Un nuovo rapporto rivela che Toyota, la più grande casa automobilistica del mondo, ha una delle catene di fornitura più sporche, mentre Tesla, Ford e Volvo sono in prima linea nell’eliminazione delle emissioni di carbonio e delle violazioni dei diritti umani.
Toyota, la più grande casa automobilistica del mondo, sta lottando per ripulire la propria catena di fornitura, secondo un nuovo rapporto di Lead the Charge, una coalizione globale di organizzazioni leader per il clima, l'ambiente e i diritti umani.
La classifica stilata da Lead the Charge colloca Tesla, Ford e Volvo come le prime tre case automobilistiche in base ai loro sforzi per eliminare le emissioni di carbonio, i danni ambientali, e violazioni dei diritti umani nelle loro catene di fornitura. Nel frattempo, Toyota languisce in fondo alla lista, sottolineando le sfide persistenti che l'azienda deve affrontare nell'affrontare l'impatto ambientale e sociale della sua vasta rete globale di fornitori e produttori.

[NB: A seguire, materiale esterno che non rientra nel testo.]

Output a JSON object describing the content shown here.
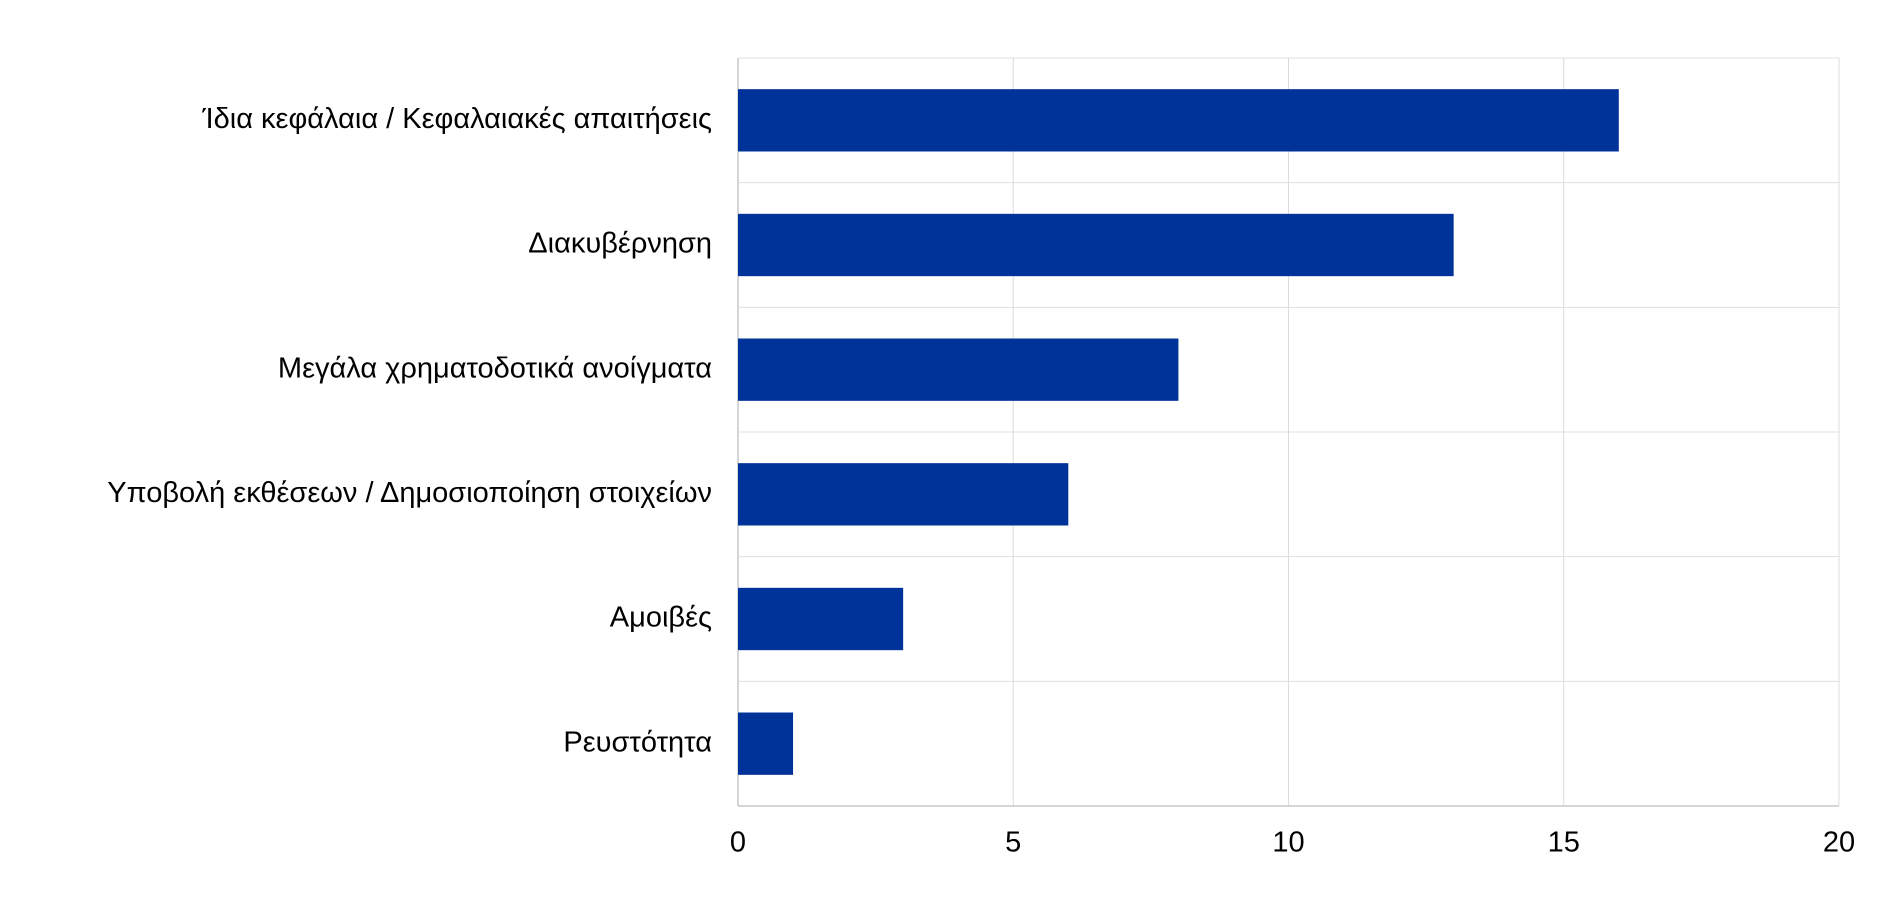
{
  "chart_data": {
    "type": "bar",
    "orientation": "horizontal",
    "categories": [
      "Ίδια κεφάλαια / Κεφαλαιακές απαιτήσεις",
      "Διακυβέρνηση",
      "Μεγάλα χρηματοδοτικά ανοίγματα",
      "Υποβολή εκθέσεων / Δημοσιοποίηση στοιχείων",
      "Αμοιβές",
      "Ρευστότητα"
    ],
    "values": [
      16,
      13,
      8,
      6,
      3,
      1
    ],
    "color": "#003399",
    "xlim": [
      0,
      20
    ],
    "xticks": [
      0,
      5,
      10,
      15,
      20
    ],
    "grid": true
  }
}
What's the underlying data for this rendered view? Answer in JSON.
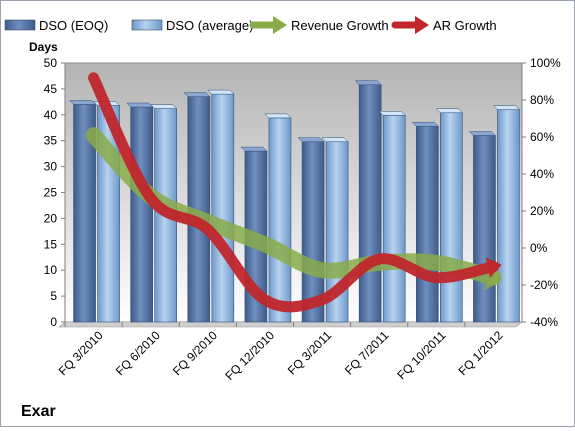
{
  "chart_data": {
    "type": "bar",
    "company": "Exar",
    "ylabel_left": "Days",
    "ylabel_right": "",
    "categories": [
      "FQ 3/2010",
      "FQ 6/2010",
      "FQ 9/2010",
      "FQ 12/2010",
      "FQ 3/2011",
      "FQ 7/2011",
      "FQ 10/2011",
      "FQ 1/2012"
    ],
    "ylim_left": [
      0,
      50
    ],
    "left_ticks": [
      "0",
      "5",
      "10",
      "15",
      "20",
      "25",
      "30",
      "35",
      "40",
      "45",
      "50"
    ],
    "ylim_right": [
      -40,
      100
    ],
    "right_ticks": [
      "-40%",
      "-20%",
      "0%",
      "20%",
      "40%",
      "60%",
      "80%",
      "100%"
    ],
    "grid": false,
    "legend_position": "top",
    "bar_series": [
      {
        "name": "DSO (EOQ)",
        "color": "#4f6e9e",
        "values": [
          42,
          41.5,
          43.5,
          33,
          34.8,
          45.8,
          37.8,
          36
        ]
      },
      {
        "name": "DSO (average)",
        "color": "#8fb4dc",
        "values": [
          41.8,
          41.2,
          44,
          39.4,
          34.8,
          39.9,
          40.4,
          41
        ]
      }
    ],
    "line_series": [
      {
        "name": "Revenue Growth",
        "color": "#8aab4a",
        "values": [
          61,
          28,
          14,
          2,
          -12,
          -8,
          -8,
          -16
        ]
      },
      {
        "name": "AR Growth",
        "color": "#c0262c",
        "values": [
          92,
          27,
          10,
          -28,
          -28,
          -6,
          -16,
          -10
        ]
      }
    ]
  }
}
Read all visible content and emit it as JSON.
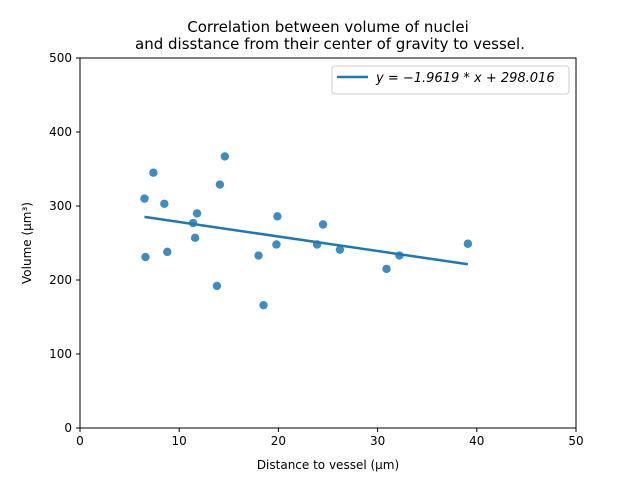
{
  "chart_data": {
    "type": "scatter",
    "title": [
      "Correlation between volume of nuclei",
      "and disstance from their center of gravity to vessel."
    ],
    "xlabel": "Distance to vessel (μm)",
    "ylabel": "Volume (μm³)",
    "xlim": [
      0,
      50
    ],
    "ylim": [
      0,
      500
    ],
    "xticks": [
      0,
      10,
      20,
      30,
      40,
      50
    ],
    "yticks": [
      0,
      100,
      200,
      300,
      400,
      500
    ],
    "grid": false,
    "legend_placement": "top-right",
    "point_color": "#1f77b4",
    "line_color": "#1f77b4",
    "series": [
      {
        "type": "scatter",
        "x": [
          6.5,
          6.6,
          7.4,
          8.5,
          8.8,
          11.4,
          11.6,
          11.8,
          13.8,
          14.1,
          14.6,
          18.0,
          18.5,
          19.8,
          19.9,
          23.9,
          24.5,
          26.2,
          30.9,
          32.2,
          39.1
        ],
        "y": [
          310,
          231,
          345,
          303,
          238,
          277,
          257,
          290,
          192,
          329,
          367,
          233,
          166,
          248,
          286,
          248,
          275,
          241,
          215,
          233,
          249
        ]
      },
      {
        "type": "line",
        "name": "y = −1.9619 * x + 298.016",
        "x": [
          6.5,
          39.1
        ],
        "y": [
          285.26,
          221.3
        ]
      }
    ]
  }
}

Questa è la quarta edizione della classifica della catena di fornitura di Lead the Charge, che valuta 18 case automobilistiche globali su una serie di parametri, tra cui obiettivi di decarbonizzazione, uso di energie rinnovabili, pratiche di lavoro eque e approvvigionamento responsabile delle materie prime. Il rapporto evidenzia il ruolo fondamentale che le catene di fornitura delle case automobilistiche svolgono nel determinare l'impronta ambientale e sociale complessiva del settore.
Tesla, nota per i suoi veicoli elettrici leader del settore, è in cima alla lista, riflettendo gli sforzi dell'azienda per approvvigionarsi di materiali in modo etico e alimentare le sue operazioni con energia rinnovabile. Ford e Volvo completano i primi tre posti, con entrambe le case automobilistiche che hanno fatto passi da gigante nella riduzione delle emissioni della catena di fornitura e nell'affrontare le preoccupazioni relative ai diritti umani.
Al contrario, Toyota, la più grande casa automobilistica del mondo per volume, è impantanata nella metà inferiore della classifica, una posizione che sottolinea gli sforzi dell'azienda per trasformare la sua tentacolare catena di fornitura. Il rapporto cita la dipendenza di Toyota dai combustibili fossili, la sua mancanza di trasparenza sulle emissioni dei fornitori e la sua incapacità di affrontare adeguatamente le questioni relative ai diritti umani nella sua catena di fornitura come fattori chiave che contribuiscono alle sue scarse prestazioni.
I risultati arrivano in un momento critico per l'industria automobilistica, poiché sia i consumatori che le autorità di regolamentazione richiedono maggiore responsabilità e sostenibilità da parte dei principali produttori. Con lo spostamento globale verso i veicoli elettrici e le severe normative sulle emissioni, le case automobilistiche sono sempre più sotto pressione per rivedere le proprie catene di fornitura e garantire che le loro operazioni siano in linea con gli standard di responsabilità ambientale e sociale.